Controlling Inlining Explicitly
There are cases where you want to prevent inlining despite the compiler’s inclination. Keeping certain functions out-of-line preserves readable stack traces and enables clean per-function profiling:
__attribute__((noinline)) void record_slow_path(Event e);
The [[clang::noinline]] and [[gnu::noinline]] C++ attributes serve the same purpose without reaching for GCC-specific syntax. Conversely, if a small function is on the critical path and the compiler is declining to inline it due to budget constraints:
__attribute__((always_inline)) inline int fast_path(int x);
always_inline bypasses the inlining budget entirely. The compiler’s inlining budget exists because excessive inlining bloats code size and increases instruction cache pressure; forcing it off for a critical path function makes sense, but doing it indiscriminately trades one performance problem for another.
C++20’s [[likely]] and [[unlikely]] attributes interact with inlining indirectly. Once a function containing branches is inlined, the compiler can use call-site context to estimate branch probabilities, which it cannot do when the callee is opaque. This means inlining and branch prediction hints compose in ways that each individually cannot achieve.
The GCC __attribute__((flatten)) Case
GCC offers a less well-known attribute worth mentioning here: __attribute__((flatten)). Applied to a function, it instructs the compiler to inline all calls within that function, regardless of inlining budget. This is a blunt instrument, but it is useful for hot kernels where you want to guarantee that the compiler sees all operations in one context without having to annotate every individual callee:
__attribute__((flatten))
void process_block(float* data, int n) {
for (int i = 0; i < n; i++) {
data[i] = normalize(quantize(filter(data[i])));
}
}
With flatten, normalize, quantize, and filter are all inlined into the loop body, giving the vectorizer a complete view of the computation. Without it, each call is an optimization barrier.
When It Matters
For most application code, function call overhead is irrelevant. A function that queries a database, formats a string, or handles a network packet will not be measurably affected by the cost of a call instruction. The analysis applies specifically when a function is called millions or billions of times in a loop, when the function body is small relative to the call setup cost, or when the function boundary is preventing vectorization of the surrounding loop.

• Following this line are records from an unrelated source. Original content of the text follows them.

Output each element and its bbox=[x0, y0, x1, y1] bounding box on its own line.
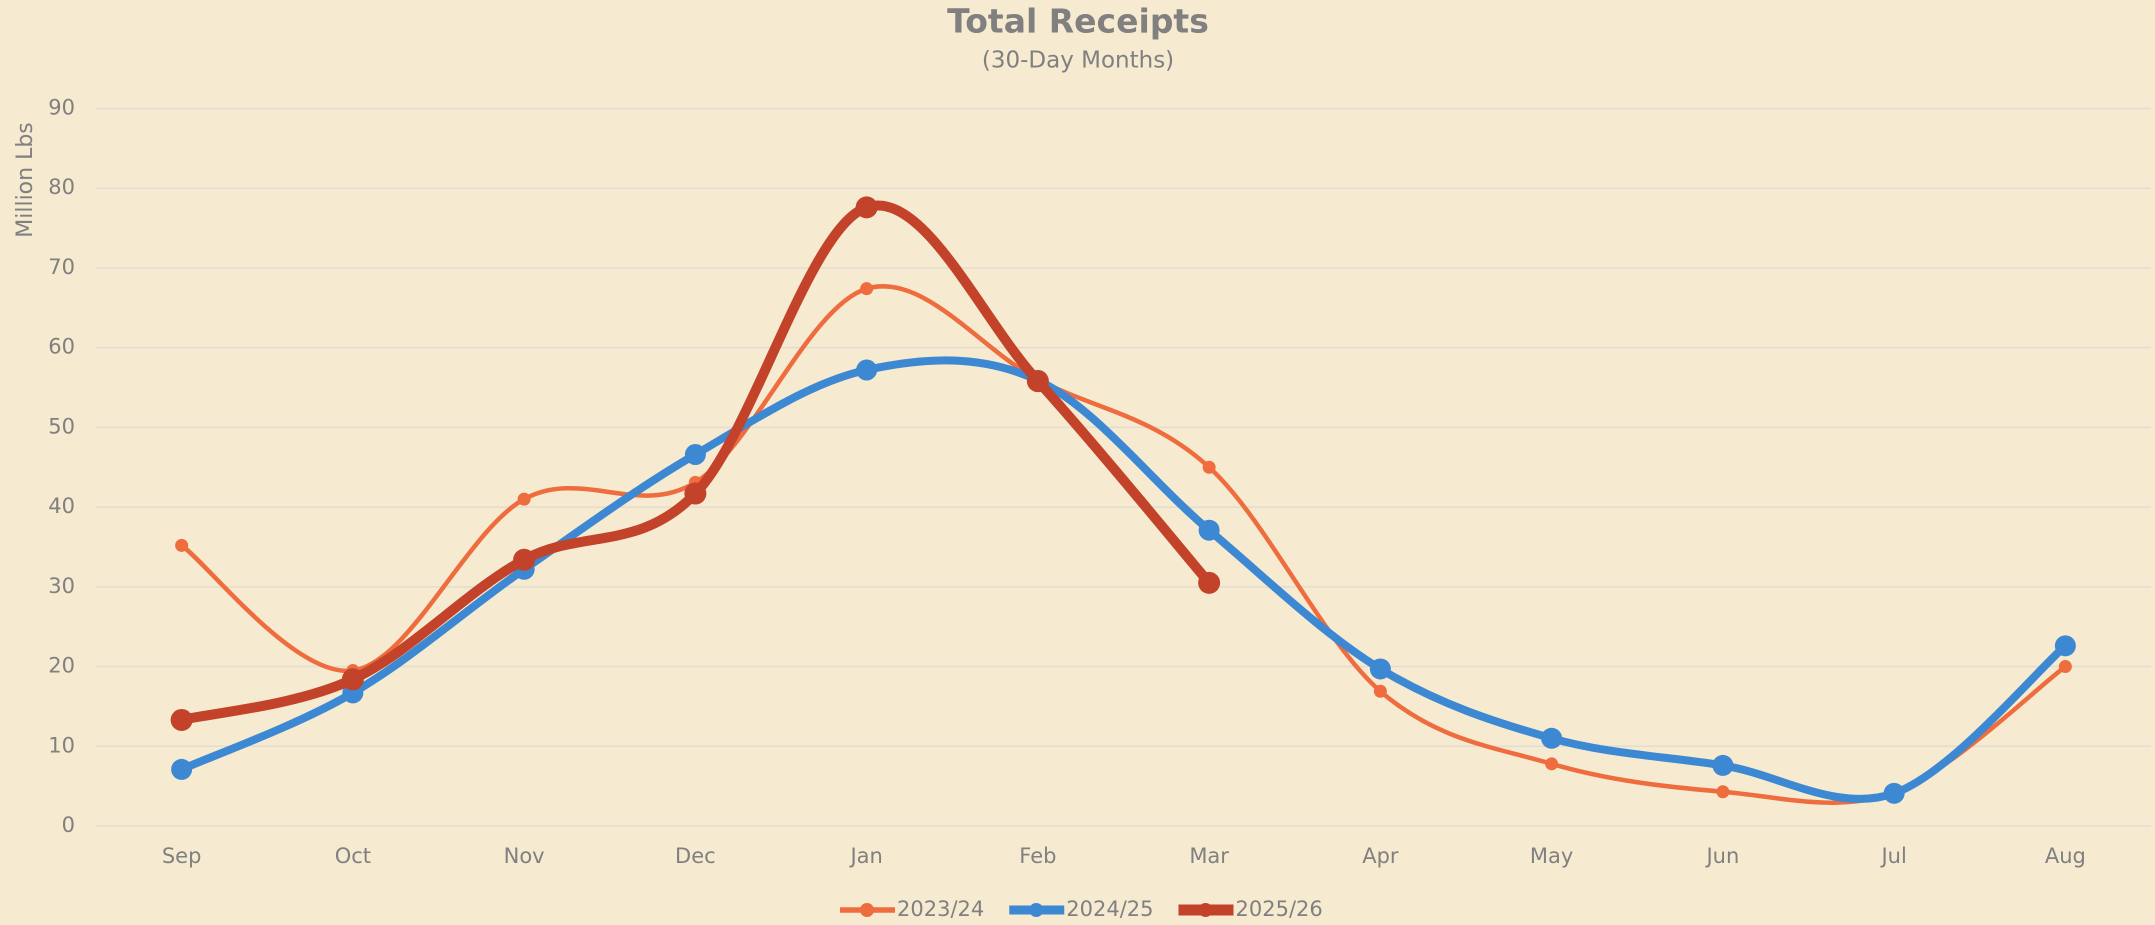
data-point bbox=[1026, 370, 1049, 393]
x-tick-label: Oct bbox=[335, 844, 371, 868]
data-point bbox=[1883, 782, 1905, 804]
x-tick-label: Jun bbox=[1704, 844, 1739, 868]
data-point bbox=[341, 668, 364, 691]
data-point bbox=[684, 443, 706, 465]
x-tick-label: Aug bbox=[2045, 844, 2086, 868]
y-tick-label: 70 bbox=[48, 255, 75, 279]
chart-title: Total Receipts bbox=[947, 2, 1209, 41]
chart-subtitle: (30-Day Months) bbox=[982, 48, 1174, 74]
x-tick-label: Sep bbox=[162, 844, 202, 868]
data-point bbox=[1198, 519, 1220, 541]
x-tick-label: May bbox=[1530, 844, 1573, 868]
y-tick-label: 60 bbox=[48, 335, 75, 359]
y-tick-label: 40 bbox=[48, 494, 75, 518]
data-point bbox=[1373, 684, 1387, 698]
x-tick-label: Nov bbox=[504, 844, 545, 868]
x-tick-label: Mar bbox=[1189, 844, 1229, 868]
y-tick-label: 10 bbox=[48, 733, 75, 757]
legend-marker bbox=[860, 903, 874, 917]
x-tick-label: Feb bbox=[1019, 844, 1056, 868]
data-point bbox=[860, 282, 874, 296]
data-point bbox=[1712, 754, 1734, 776]
y-tick-label: 50 bbox=[48, 414, 75, 438]
data-point bbox=[2058, 660, 2072, 674]
data-point bbox=[1202, 460, 1216, 474]
legend-marker bbox=[1029, 903, 1044, 917]
data-point bbox=[170, 708, 193, 731]
data-point bbox=[1369, 658, 1391, 680]
x-tick-label: Dec bbox=[675, 844, 716, 868]
data-point bbox=[517, 492, 531, 506]
legend-marker bbox=[1198, 903, 1213, 917]
y-tick-label: 90 bbox=[48, 96, 75, 120]
data-point bbox=[855, 196, 878, 219]
data-point bbox=[1198, 571, 1221, 594]
x-tick-label: Apr bbox=[1362, 844, 1399, 868]
data-point bbox=[684, 482, 707, 505]
data-point bbox=[1716, 785, 1730, 799]
data-point bbox=[171, 758, 193, 780]
data-point bbox=[1541, 727, 1563, 749]
y-tick-label: 80 bbox=[48, 175, 75, 199]
y-axis-label: Million Lbs bbox=[13, 122, 38, 238]
legend-label: 2023/24 bbox=[897, 897, 984, 921]
data-point bbox=[856, 359, 878, 381]
data-point bbox=[513, 548, 536, 571]
series-line bbox=[177, 356, 2070, 803]
x-tick-label: Jul bbox=[1879, 844, 1906, 868]
legend-label: 2024/25 bbox=[1066, 897, 1153, 921]
y-tick-label: 0 bbox=[62, 813, 75, 837]
y-tick-label: 20 bbox=[48, 654, 75, 678]
data-point bbox=[1545, 757, 1559, 771]
y-tick-label: 30 bbox=[48, 574, 75, 598]
data-point bbox=[175, 538, 189, 552]
x-tick-label: Jan bbox=[848, 844, 882, 868]
data-point bbox=[2054, 635, 2076, 657]
legend-label: 2025/26 bbox=[1236, 897, 1323, 921]
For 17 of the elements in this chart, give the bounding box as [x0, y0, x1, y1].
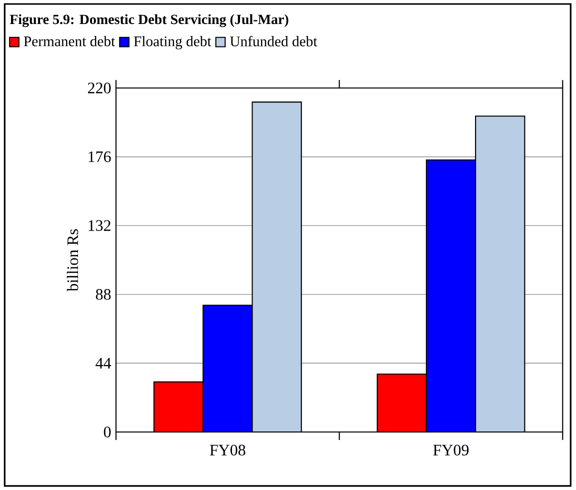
- y-axis-title: billion Rs: [66, 229, 78, 292]
- bar: [376, 374, 427, 432]
- legend-label: Unfunded debt: [230, 36, 318, 46]
- chart-title: Figure 5.9: Domestic Debt Servicing (Jul-Mar): [10, 14, 288, 28]
- y-tick-label: 44: [96, 358, 112, 368]
- bar: [252, 102, 302, 432]
- x-tick-label: FY09: [433, 444, 469, 456]
- y-tick-label: 88: [96, 288, 111, 300]
- y-tick-label: 220: [88, 82, 111, 94]
- bar: [153, 381, 204, 432]
- x-tick-label: FY08: [210, 444, 246, 456]
- y-tick-label: 176: [88, 151, 111, 162]
- y-tick-label: 0: [104, 426, 111, 438]
- legend-label: Permanent debt: [24, 36, 116, 46]
- legend-label: Floating debt: [134, 36, 212, 50]
- bar: [475, 116, 526, 432]
- y-tick-label: 132: [88, 220, 110, 231]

In practice this comes up in parsers, serializers, signal processing pipelines, image processing kernels, and physics engines: domains where throughput is the primary metric and the hot path runs for millions of iterations. The standard advice is to profile first and not assume, but understanding the mechanism helps you interpret what the profiler is showing. When a small function in a hot loop shows up disproportionately in samples, the question to ask is not just how expensive the function is but whether its presence as an opaque call is preventing the surrounding loop from vectorizing.
Lemire’s article is a useful reminder that the compiler is doing substantial work to make abstraction cheap. When it can see both sides of a function boundary, abstraction is often free in the generated code. When it cannot, because of separate compilation, virtual dispatch, or budget limits, the cost compounds inside loops in ways that go well beyond the call instruction itself.